Déterminer quel registre de recensement tribal – par exemple, le Dawes Roll ou le Baker Roll de 1924 utilisé par la Nation Cherokee d’Oklahoma et la Bande orientale des Indiens Cherokee, respectivement, pour l’inscription – nécessite une connaissance spécifique de l’ancêtre en question. Même si le Dawes Roll contient un grand nombre de données sur les anciens inscrits, comme l’a dit McKalee Steen, membre de la tribu de la Nation Cherokee d’Oklahoma, à l’un d’entre nous (Tsosie), « beaucoup de gens avaient trop peur pour le signer ». Ceux qui ont refusé de s’inscrire volontairement ont finalement été contraints ou forcés contre leur gré à signer, selon Twila Barnes, citoyenne et généalogiste de la Nation Cherokee d’Oklahoma. Au cours des années suivantes, des politiques d’assimilation sévères et des incohérences dans la documentation fédérale du statut racial ont conduit de nombreux Cherokees à se dissocier de leur affiliation tribale antérieure. Les implications de cette situation ont duré jusqu’au milieu du 20e siècle en Oklahoma, où le sénateur Warren a été élevé.
Pendant tout cela, Warren a déclaré qu’elle comprend la « distinction entre la citoyenneté et l’ascendance » et qu’elle ne cherche pas à s’inscrire dans la tribu de la Nation Cherokee d’Oklahoma.
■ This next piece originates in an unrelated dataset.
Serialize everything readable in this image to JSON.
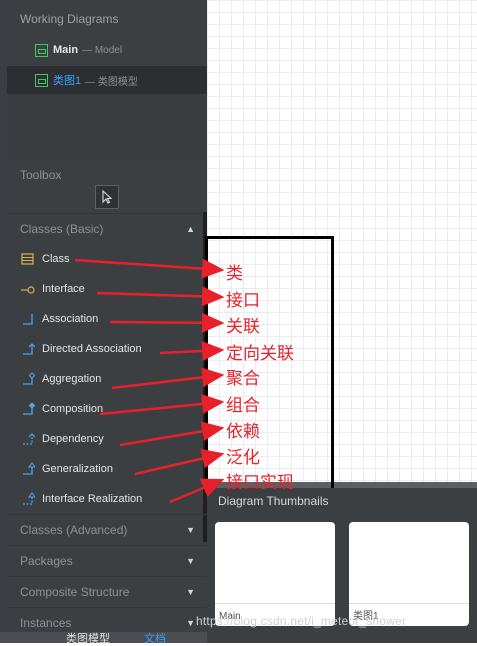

Malgré les réactions négatives des Amérindiens, elle défend toujours sa décision de publier les résultats de ses tests ADN. Sa réponse, « J’ai une élection », et son appel immédiat à un pari avec le président Trump éclairent ses motifs politiques en essayant de démontrer une ascendance amérindienne.
Nos préoccupations concernant l’ascendance ADN
De notre point de vue, Warren a pris une histoire complexe et nuisible de la quantification du sang « indien » – un système que nous voyons comme destiné à diluer notre existence – et l’a réduit à un stratagème politique. En tant que tel, nous voyons finalement que le test a pour but son propre gain politique.
En fait, nous souhaitons être exclus de toute conversation qui associe l’ascendance ADN à l’identité indigène ou amérindienne. Et la distinction est importante – « Amérindien » n’est pas seulement un terme ethnique mais c’est une désignation culturelle et politique. La souveraineté tribale, la capacité à s’autogouverner, est construite sur une relation spéciale de nation à nation avec le gouvernement fédéral et requiert la capacité de déterminer la citoyenneté. Faire en sorte que celle-ci soit réifiée biologiquement et réduite à des biomarqueurs issus d’une large définition des peuples indigènes qui ont chacun leur propre histoire, c’est menacer le statut souverain même qui permet les modes de vie culturels et traditionnels des Amérindiens.
Cet article a été mis à jour le 25 octobre pour préciser que la signature du Dawes Roll a été imposée par la force.